I won't deny though that for mobile use, it's a bit cumbersome. The Android app is fine and free[3], and iOS app is a buck[4]. And overall it's a pain if you must login to sites frequently (ideally, using a native app reduces this greatly, login once until you manually logout).

It's also pretty confusing for non-technical people to get behind. I actually sent out an entire email blast to friends and family giving them my best attempt at an explanation, argument, and tutorial of how to use it. I don't think anyone did it.

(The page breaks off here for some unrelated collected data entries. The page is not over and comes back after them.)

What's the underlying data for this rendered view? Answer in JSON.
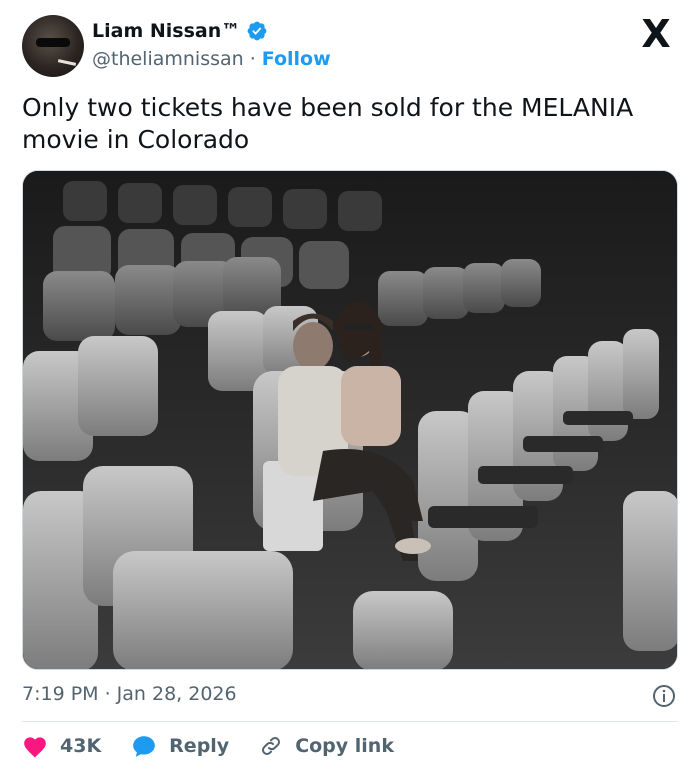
{
  "author": {
    "display_name": "Liam Nissan™",
    "handle": "@theliamnissan",
    "separator": "·",
    "follow_label": "Follow",
    "verified_color": "#1d9bf0"
  },
  "platform_logo": "X",
  "tweet": {
    "text": "Only two tickets have been sold for the MELANIA movie in Colorado",
    "timestamp": "7:19 PM · Jan 28, 2026"
  },
  "media": {
    "description_icon": "photo"
  },
  "actions": {
    "likes": "43K",
    "reply_label": "Reply",
    "copy_label": "Copy link"
  },
  "colors": {
    "accent": "#1d9bf0",
    "like": "#f91880",
    "secondary_text": "#536471"
  }
}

So while the interface is kind of clumsy, the strategy is solid and I love knowing that I can use it.

[1]: http://www.supergenpass.com

[2]: https://github.com/chriszarate/supergenpass/issues/40#issuec...

[3]: https://play.google.com/store/apps/details?id=info.staticfre...

[4]: https://itunes.apple.com/us/app/supergenpass/id451606360?mt=...

Neat, I have the following in my `.bashrc` to accomplish pretty much the same thing. It should be noted that I do not use it for passwords (I have a password safe for that), but I do use it for passphrases since I may have to read them over the phone.

    secret () {
        # '\u' for `sed` is a GNU extension.
        shuf /usr/share/dict/words \
            | grep '^[A-Za-z]\+$' \
            | head -n 3 \
            | sed -e 's|\(.\)\(.*\)|\u\1\2|g' \
            | tr -d '\n' \
            | sed -e 's|$|\n|g'
    }

    > for _ in `seq 7`; do secret; done
    InterweaveMakariosEncrusting
    DisseminatingAgriculturalistCautioned
    EffectuatingCobblersEgos
    AccidentalKopeckRevolts
    RefDivansUndersigns
    SalesmanSubmitterFlak
    TempsIlluminedQuickening
Good luck reading "makarios" over the phone, though. You need a phonetically distinct alphabet, like the NATO alphabet, and entropy is very low there.
Your mileage may wary, but I have never had any issues reading them to the human operators. Security questions are bad policy anyway and I assume that they are less picky when hearing "SiloRepossessedTapir" compared to "SiloRepossessTapir", than for "Mary" to "Maria".
Wouldn't such a misheard phrase make the password you've set not match?